Ode to the Baby of the Family
by Julie Butler Evans

“I’ll love you forever, I’ll like you for always, as long as I’m living, my baby you’ll be.” I used to recite that line from the book, Love You Forever, to Kenny as a boy at bedtime. Heck, I think I have even uttered it to him in young adulthood. But I also repeat it to Jack, the real baby of our family.

Jack Butler Evans, nearly 10, was my 40th birthday present; albeit three weeks after my birth certificate states I actually turned into a 40-year-old. He was born in the year we learned my father was to die, so his arrival was made even more significant and precious. As the baby of the family, he is at once coddled and carefree. As the youngest of four, I give him a lot more leeway, yet I am a veteran of the trickery children try to pull, so it’s harder for him to execute the fake illness, the white lie about homework, or the false angelic smile when questioned as to what he’s doing in a room in which he shouldn’t be playing.

My friends who are the youngest recount tales of both woe and wonder – they feel that they “got away” with more things than their older siblings and were left to fend for themselves often -- yet also received seemingly more of their parents’ attention, even if that love didn’t translate into boxes and boxes of childhood pictures and keepsakes on their behalf. (Jack has a lot less to show in the way of baby pictures and records of milestones).

I am the oldest of two and so my baby-of-the-family days amounted to just two years, a status I share with my oldest child, Blake.

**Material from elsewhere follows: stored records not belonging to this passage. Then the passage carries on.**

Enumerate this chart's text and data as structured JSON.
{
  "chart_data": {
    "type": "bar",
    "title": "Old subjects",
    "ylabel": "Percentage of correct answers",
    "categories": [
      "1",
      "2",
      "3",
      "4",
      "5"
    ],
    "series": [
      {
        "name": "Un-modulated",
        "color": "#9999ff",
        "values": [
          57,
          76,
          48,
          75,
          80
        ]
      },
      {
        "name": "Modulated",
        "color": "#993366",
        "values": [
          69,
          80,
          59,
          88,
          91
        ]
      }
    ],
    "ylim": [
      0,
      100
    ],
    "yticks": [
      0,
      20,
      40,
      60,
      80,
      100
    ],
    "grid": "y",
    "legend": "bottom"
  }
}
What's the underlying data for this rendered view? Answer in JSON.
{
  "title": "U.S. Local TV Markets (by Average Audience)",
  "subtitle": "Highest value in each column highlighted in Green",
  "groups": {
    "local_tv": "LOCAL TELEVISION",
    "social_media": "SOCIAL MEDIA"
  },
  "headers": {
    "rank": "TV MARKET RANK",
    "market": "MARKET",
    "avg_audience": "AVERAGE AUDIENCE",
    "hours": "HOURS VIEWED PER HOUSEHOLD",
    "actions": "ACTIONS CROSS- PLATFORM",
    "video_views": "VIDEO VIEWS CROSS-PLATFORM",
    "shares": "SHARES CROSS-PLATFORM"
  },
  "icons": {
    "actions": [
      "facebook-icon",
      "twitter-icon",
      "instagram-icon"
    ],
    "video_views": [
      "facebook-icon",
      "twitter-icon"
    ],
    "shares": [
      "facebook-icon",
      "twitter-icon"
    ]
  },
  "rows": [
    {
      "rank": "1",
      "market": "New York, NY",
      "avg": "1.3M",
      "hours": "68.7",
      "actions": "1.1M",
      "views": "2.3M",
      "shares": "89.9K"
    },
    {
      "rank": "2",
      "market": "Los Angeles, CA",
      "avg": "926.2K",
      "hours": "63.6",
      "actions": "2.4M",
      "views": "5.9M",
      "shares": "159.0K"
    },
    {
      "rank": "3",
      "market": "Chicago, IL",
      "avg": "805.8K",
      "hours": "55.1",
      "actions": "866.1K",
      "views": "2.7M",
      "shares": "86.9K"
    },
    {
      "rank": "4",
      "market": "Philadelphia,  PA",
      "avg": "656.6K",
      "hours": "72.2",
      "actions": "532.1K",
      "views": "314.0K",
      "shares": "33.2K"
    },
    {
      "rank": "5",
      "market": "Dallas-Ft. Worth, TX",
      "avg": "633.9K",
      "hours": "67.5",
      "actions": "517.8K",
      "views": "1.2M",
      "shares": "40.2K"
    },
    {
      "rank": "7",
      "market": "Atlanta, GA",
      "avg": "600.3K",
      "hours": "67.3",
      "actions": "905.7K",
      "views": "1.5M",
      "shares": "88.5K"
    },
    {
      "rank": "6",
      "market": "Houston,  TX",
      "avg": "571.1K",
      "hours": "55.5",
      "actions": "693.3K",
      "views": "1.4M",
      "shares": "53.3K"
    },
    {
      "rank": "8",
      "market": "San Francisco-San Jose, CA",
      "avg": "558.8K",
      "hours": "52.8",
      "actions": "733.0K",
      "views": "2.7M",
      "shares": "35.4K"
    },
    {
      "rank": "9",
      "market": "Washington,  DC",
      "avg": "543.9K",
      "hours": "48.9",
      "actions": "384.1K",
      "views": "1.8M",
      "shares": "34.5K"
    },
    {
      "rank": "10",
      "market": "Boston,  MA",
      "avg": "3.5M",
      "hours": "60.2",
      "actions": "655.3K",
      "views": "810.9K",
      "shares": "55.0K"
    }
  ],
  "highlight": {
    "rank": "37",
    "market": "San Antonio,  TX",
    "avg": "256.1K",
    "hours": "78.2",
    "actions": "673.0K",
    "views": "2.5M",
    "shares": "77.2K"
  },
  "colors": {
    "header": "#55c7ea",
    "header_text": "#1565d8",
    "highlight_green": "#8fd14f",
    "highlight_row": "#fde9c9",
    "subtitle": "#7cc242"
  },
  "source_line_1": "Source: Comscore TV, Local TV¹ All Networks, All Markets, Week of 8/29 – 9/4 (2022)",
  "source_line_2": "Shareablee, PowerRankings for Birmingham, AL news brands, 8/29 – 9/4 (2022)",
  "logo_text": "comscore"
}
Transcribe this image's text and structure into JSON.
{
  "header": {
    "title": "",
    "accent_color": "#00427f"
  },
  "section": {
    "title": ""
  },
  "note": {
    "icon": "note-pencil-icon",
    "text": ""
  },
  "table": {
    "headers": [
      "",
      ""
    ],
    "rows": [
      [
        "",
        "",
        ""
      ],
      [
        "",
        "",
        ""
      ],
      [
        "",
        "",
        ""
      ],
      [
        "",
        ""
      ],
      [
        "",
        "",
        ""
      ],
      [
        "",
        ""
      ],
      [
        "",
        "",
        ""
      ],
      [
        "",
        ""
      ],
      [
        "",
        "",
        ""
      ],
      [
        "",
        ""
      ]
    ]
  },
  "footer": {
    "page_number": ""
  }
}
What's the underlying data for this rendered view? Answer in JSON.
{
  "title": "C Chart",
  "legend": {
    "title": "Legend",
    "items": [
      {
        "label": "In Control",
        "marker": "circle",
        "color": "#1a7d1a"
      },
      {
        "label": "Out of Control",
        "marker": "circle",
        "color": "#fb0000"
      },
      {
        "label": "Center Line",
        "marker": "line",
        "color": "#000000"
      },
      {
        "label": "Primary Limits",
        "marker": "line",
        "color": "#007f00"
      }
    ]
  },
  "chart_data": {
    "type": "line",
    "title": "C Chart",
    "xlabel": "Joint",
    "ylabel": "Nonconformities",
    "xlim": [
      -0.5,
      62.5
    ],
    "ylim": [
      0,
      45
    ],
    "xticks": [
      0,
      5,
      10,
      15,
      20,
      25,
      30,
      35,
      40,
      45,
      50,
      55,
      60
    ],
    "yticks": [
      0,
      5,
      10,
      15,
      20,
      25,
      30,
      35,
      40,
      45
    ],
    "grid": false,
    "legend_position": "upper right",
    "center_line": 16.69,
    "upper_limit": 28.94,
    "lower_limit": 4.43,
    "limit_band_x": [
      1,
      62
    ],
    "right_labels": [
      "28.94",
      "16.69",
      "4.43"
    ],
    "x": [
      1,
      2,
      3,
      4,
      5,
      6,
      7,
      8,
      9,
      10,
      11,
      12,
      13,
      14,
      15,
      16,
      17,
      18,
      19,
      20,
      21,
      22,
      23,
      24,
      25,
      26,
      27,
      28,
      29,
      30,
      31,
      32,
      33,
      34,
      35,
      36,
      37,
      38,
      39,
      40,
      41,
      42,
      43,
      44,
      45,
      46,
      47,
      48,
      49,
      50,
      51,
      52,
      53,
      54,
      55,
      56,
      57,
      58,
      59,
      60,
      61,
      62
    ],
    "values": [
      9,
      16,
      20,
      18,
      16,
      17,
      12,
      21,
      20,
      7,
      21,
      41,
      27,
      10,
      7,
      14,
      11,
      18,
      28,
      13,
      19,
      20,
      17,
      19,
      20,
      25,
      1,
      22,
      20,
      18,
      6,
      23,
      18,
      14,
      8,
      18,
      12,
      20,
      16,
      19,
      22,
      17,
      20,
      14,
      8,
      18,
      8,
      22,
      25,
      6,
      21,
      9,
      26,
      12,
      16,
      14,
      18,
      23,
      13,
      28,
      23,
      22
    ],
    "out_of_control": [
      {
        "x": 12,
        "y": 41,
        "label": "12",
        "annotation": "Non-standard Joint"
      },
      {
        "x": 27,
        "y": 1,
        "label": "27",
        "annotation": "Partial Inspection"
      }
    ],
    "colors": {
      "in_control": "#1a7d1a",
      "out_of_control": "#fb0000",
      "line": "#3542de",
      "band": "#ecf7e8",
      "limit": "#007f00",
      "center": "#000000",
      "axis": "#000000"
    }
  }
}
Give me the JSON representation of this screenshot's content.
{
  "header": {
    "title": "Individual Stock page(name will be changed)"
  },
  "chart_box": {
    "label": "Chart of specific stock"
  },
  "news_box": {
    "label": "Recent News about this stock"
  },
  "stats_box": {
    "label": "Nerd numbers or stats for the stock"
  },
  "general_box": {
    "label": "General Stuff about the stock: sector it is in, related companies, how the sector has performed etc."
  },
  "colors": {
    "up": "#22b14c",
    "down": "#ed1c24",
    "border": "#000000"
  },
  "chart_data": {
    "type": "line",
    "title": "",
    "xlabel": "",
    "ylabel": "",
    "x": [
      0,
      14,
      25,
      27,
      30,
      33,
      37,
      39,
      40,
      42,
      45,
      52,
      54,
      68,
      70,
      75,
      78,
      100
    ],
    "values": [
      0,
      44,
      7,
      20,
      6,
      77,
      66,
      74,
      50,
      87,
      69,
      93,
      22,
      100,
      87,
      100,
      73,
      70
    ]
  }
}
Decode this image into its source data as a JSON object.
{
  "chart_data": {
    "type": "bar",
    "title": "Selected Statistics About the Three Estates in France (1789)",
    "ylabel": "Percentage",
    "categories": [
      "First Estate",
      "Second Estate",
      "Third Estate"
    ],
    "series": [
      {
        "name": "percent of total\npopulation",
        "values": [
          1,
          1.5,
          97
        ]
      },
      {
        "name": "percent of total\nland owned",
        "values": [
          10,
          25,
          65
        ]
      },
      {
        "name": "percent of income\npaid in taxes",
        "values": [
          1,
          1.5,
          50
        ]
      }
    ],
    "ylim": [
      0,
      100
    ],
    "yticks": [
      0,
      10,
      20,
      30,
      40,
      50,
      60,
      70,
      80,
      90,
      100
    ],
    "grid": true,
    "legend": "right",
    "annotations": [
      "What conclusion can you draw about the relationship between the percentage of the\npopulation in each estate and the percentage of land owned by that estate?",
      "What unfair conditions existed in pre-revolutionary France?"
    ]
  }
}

Kenny was the baby for eight years before his younger sister, Janet, came on the scene. I would assure him that he was still my “baby” because he was my baby son and my baby Flannery (my former surname when married to his father). But then along came Jack so Kenny has officially been a middle kid for a decade. Janet was the baby for three years and I promise her that as our only daughter she is forever the baby girl. I am not certain why I feel the need to have each of my kids believe as if they have never lost their “baby-of-the-family” status. Maybe I am still frustrated that even after almost 48 years, my brother usurped my reign and horned in on my parent’s attention.

Back to Jack. Several other friends of mine in town with sons as their youngest child share that the boys still like to snuggle with them, even as middle schoolers. It’s not that they’re “momma’s boys,” but there is just an instinct to continue to feel protected, loved, and special. Jack possesses what I call the “puppieness;” he enjoys falling asleep curled next to me in bed while I watch television or sitting close to me on the couch or on an airplane. He usually seems genuinely happy to see me and I fully intend to enjoy it while it lasts.

I think that parents with multiple children realize that the baby will not break, that hanging out in a dirty diaper a bit longer won’t scar it for life, that hand-me-downs are every bit as good as the newest-latest-and-greatest contraption and that a skinned knee is not worth phoning 9-1-1. We know our youngest are equally as fallible as the oldest we once believed was not. We found that our first-born child learned primarily from us, but that the next-born learn also from those siblings who came before (both a good and a not-so-good thing I have discovered). We can count on the older kids to help watch out for the younger ones, which frees us up somewhat.

I still have a good eight years to go until I am able to be a parent without a school age child in the house, but I do look forward to those last three, when Jack, the youngest, will essentially be Jack, the only, as soon as Janet goes off to college. He’ll have a little taste of what it was like for us first-born kids. Then again, as long as I’m living, my baby he’ll be.